Elle est le regard qu’on porte sur les choses et avec lequel nous abordons l’expérience,

   La seule variable qui influe sur les résultats quant à l’exécution d’une fonction. Qu’on cuisine, avec trop ou trop peu de sel, qu’on scie une branche, en étant du bon ou du mauvais côté de la scie pour rester dessus ou bien tomber, qu’on fasse l’amour, par devoir, dans l’excitation ou avec… amour, trop vite ou comme il faut, qu’on s’exprime dans la justesse ou dans la colère, la peur ou l’ironie, qu’on plante un clou, avec le bon outil ou le talon d’une chaussure…

  Bien sûr, le trop ou trop peu de sel est fonction d’un état et ne se « décide pas. » L’homme frustré mangera plus salé, tout comme l’homme en colère dont la salive est plus acide mettra, de sucre, l’excès que d’autres lui reprocheront.

  Scier assis sur le morceau de la branche qui choira est-il un défaut de présence à ce qu’on fait, et donc l’effet d’une distraction, ou d’une absence qu’influence un état.

  L’amour comme exutoire connait-t-il la tendresse ?

  S’exprimer toujours avec colère définit-il ce dont on parle ou ne dit-il que sa colère sur laquelle surfent des mots ?

   Et celui qui visse avec un marteau ne détestera-t-il pas à jamais le bricolage ?

  Ce n’est qu’allégé des charges des mémoires de ses souffrances que l’être acquiert un regard nouveau sur chaque chose et  peut adopter dans ses choix et ses dosages les attitudes adaptées : saler juste, scier sa branche, assis du bon côté etc.

  C’est bien sûr là que l’étiomédecine trouve sa place.

L’analogie naturelle.

  Ne pas alléger ce plan de souffrances ou faire le déni de leurs influences, c’est s’interdire ce regard neuf qui change la perception et l’abord des évènements, c’est ne rien apprendre de ce qu’on vit.

  C’est comme si la rivière que je suis, au lieu de s’appuyer sur le rocher d’un parcours en même temps que je le façonne pour dessiner la suite de mon lit dans lequel il dort aussi, achoppait sur cette pierre qui en rien ne céderait, pour sans cesse me refluer jusqu’à ce que le flux descendant à nouveau me jette contre lui… en un perpétuel mouvement d’aconscience.
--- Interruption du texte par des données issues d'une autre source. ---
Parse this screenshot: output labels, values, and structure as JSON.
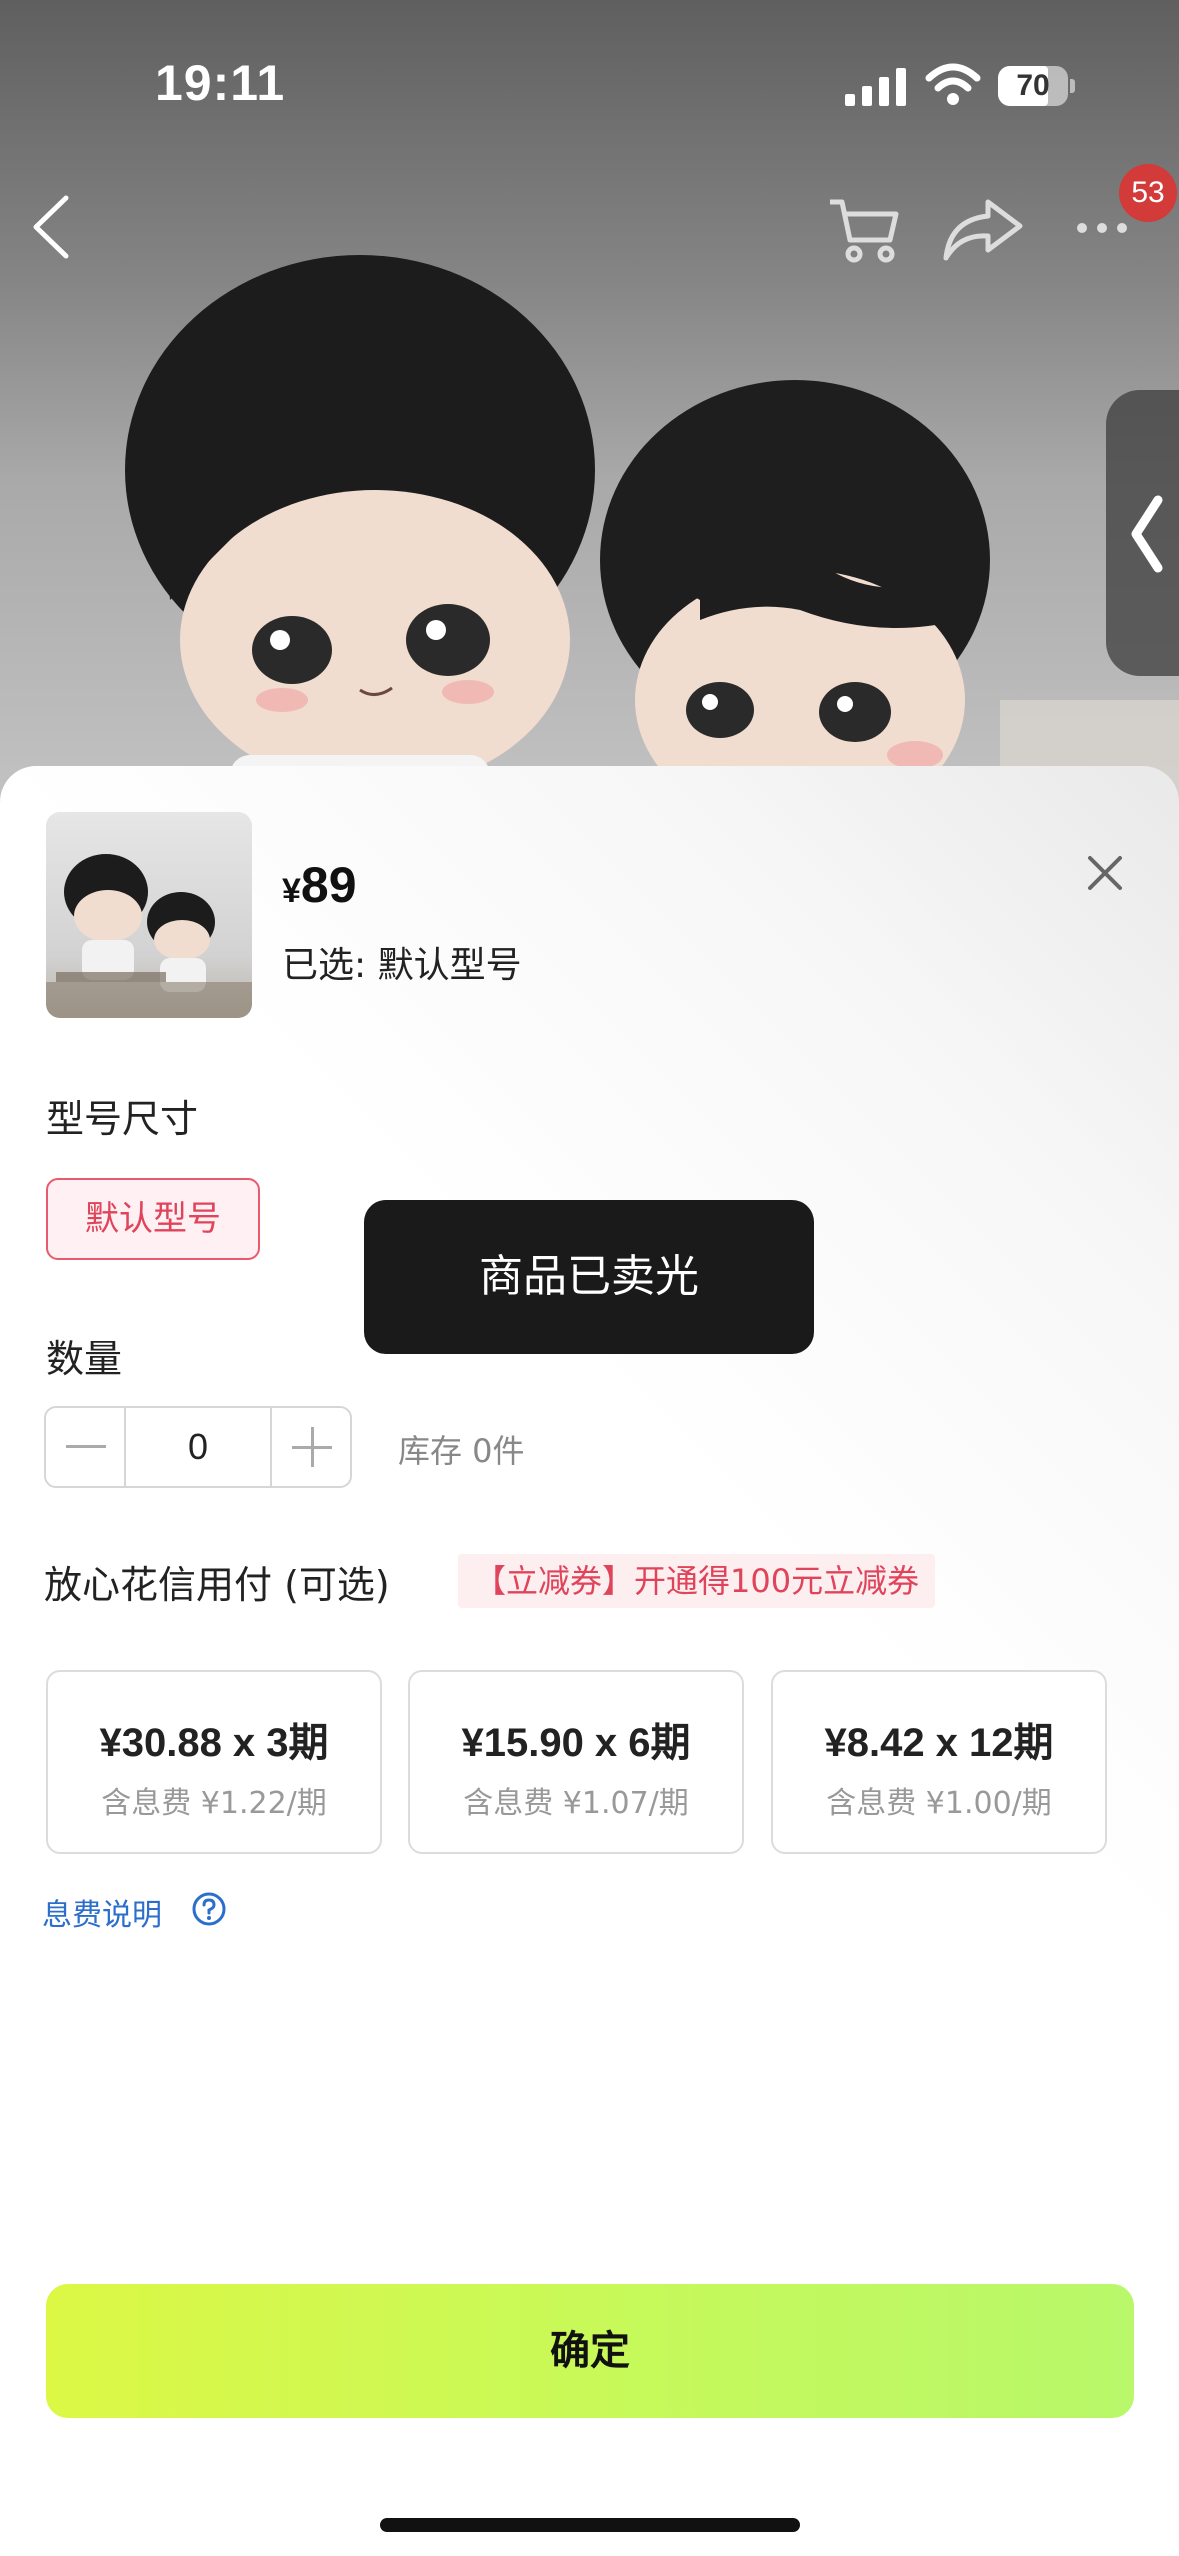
{
  "status_bar": {
    "time": "19:11",
    "battery": "70"
  },
  "nav": {
    "notification_count": "53"
  },
  "product": {
    "price_symbol": "¥",
    "price": "89",
    "selected_text": "已选: 默认型号"
  },
  "variants": {
    "section_title": "型号尺寸",
    "options": [
      {
        "label": "默认型号",
        "selected": true
      }
    ]
  },
  "toast": "商品已卖光",
  "quantity": {
    "section_title": "数量",
    "value": "0",
    "stock_text": "库存 0件"
  },
  "installment": {
    "title": "放心花信用付 (可选)",
    "promo": "【立减券】开通得100元立减券",
    "plans": [
      {
        "main": "¥30.88 x 3期",
        "sub": "含息费 ¥1.22/期"
      },
      {
        "main": "¥15.90 x 6期",
        "sub": "含息费 ¥1.07/期"
      },
      {
        "main": "¥8.42 x 12期",
        "sub": "含息费 ¥1.00/期"
      }
    ],
    "fee_link": "息费说明"
  },
  "confirm_label": "确定",
  "colors": {
    "accent_red": "#e0445a",
    "confirm_start": "#dcf845",
    "confirm_end": "#b8f86a",
    "link_blue": "#2c6ecb"
  }
}
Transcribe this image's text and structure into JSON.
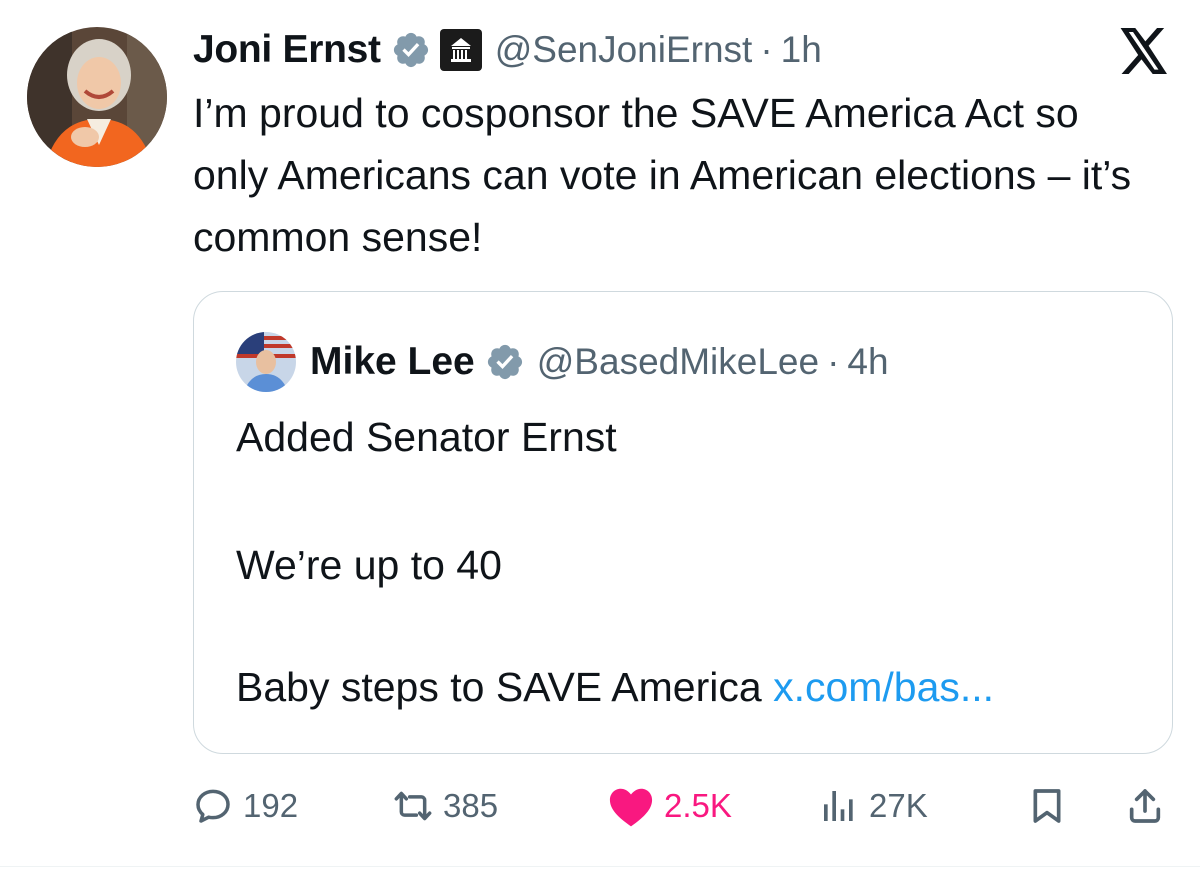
{
  "tweet": {
    "author": {
      "name": "Joni Ernst",
      "handle": "@SenJoniErnst",
      "time": "1h",
      "verified_color": "#829aab",
      "badge": "government-building-icon"
    },
    "text": "I’m proud to cosponsor the SAVE America Act so only Americans can vote in American elections – it’s common sense!"
  },
  "quote": {
    "author": {
      "name": "Mike Lee",
      "handle": "@BasedMikeLee",
      "time": "4h",
      "verified_color": "#829aab"
    },
    "lines": {
      "line1": "Added Senator Ernst",
      "line2": "We’re up to 40",
      "line3": "Baby steps to SAVE America",
      "link": "x.com/bas..."
    }
  },
  "separator": "·",
  "actions": {
    "replies": "192",
    "reposts": "385",
    "likes": "2.5K",
    "views": "27K"
  },
  "colors": {
    "text": "#0f1419",
    "secondary": "#536471",
    "link": "#1d9bf0",
    "like": "#f91880",
    "border": "#cfd9de"
  },
  "icons": [
    "x-logo-icon",
    "verified-badge-icon",
    "reply-icon",
    "repost-icon",
    "heart-icon",
    "views-icon",
    "bookmark-icon",
    "share-icon"
  ]
}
  Rares sont les rivières qui font ça ; le déni et le refoulement seraient-ils le propre des hommes qui n’avancent pas?

 Une déduction séduisante des analogies, c’est qu’elles peuvent être fédératrices et mettre fin à des antagonismes parfois violents qui ne sont que les expressions de regards uniques de personnes qui n’ont pas fait le tour de leurs certitudes.

  Elles prouvent qu’à partir d’un certain niveau de compréhension, tous se rejoignent quelques soient les chemins empruntés : le vrai scientifique qui sait avoir plus de choses incomprises qu’il n’en a effleurées et reste humble, comme l’artiste qui laisse naître de sa vacuité, ou l’initié conscient de sa réalité en même temps que de son insignifiance.

  Là ou l’un dit que « tout est dans tout », l’autre parle de « la nature fractale du monde», le propos étant le même, tenu par des personnes arrivées au même sommet par deux voies distinctes.